Three sentences efficiently structured: first defines the action, second specifies return values, third states the use case. No redundancy or filler. Front-loaded with the core comparison concept.

Shorter descriptions cost fewer tokens and are easier for agents to parse. Every sentence should earn its place.

Completeness3/5

Given the tool's complexity, does the description cover enough for an agent to succeed on first attempt?

For a 2-parameter tool without output schema, the description adequately compensates by describing return values. However, it fails to mention the critical state dependency—that this tool requires a previously captured screenshot to exist—and what happens if called without one, which is essential for correct invocation sequencing.

Complex tools with many parameters or behaviors need more documentation. Simple tools need less. This dimension scales expectations accordingly.

Parameters3/5

Does the description clarify parameter syntax, constraints, interactions, or defaults beyond what the schema provides?

Schema description coverage is 100%, establishing a baseline of 3. The description mentions 'significantly changed' which loosely maps to the threshold parameter's purpose, but adds no syntax details, valid ranges, or semantic context beyond what the schema already provides for device_id or threshold.

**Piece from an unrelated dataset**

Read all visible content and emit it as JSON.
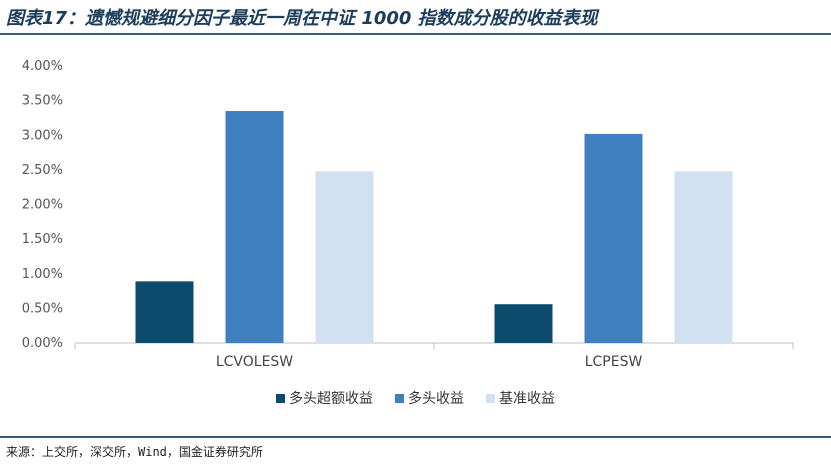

Input schemas describe structure but not intent. Descriptions should explain non-obvious parameter relationships and valid value ranges.

Purpose5/5

Does the description clearly state what the tool does and how it differs from similar tools?

The description clearly states the specific action (compare current screen with previously captured screenshot) and the resource (screenshots). It effectively distinguishes from sibling capture_screenshot by emphasizing the comparison with a previously captured state rather than capturing new.

Agents choose between tools based on descriptions. A clear purpose with a specific verb and resource helps agents select the right tool.

Usage Guidelines3/5

Does the description explain when to use this tool, when not to, or what alternatives exist?

The description provides implicit usage context ('Useful for verifying that an action had an effect'), indicating when to use it. However, it lacks explicit prerequisites (requires a prior screenshot to exist), does not mention error conditions if none exists, and does not contrast with alternatives like analyze_screen.

Agents often have multiple tools that could apply. Explicit usage guidance like "use X instead of Y when Z" prevents misuse.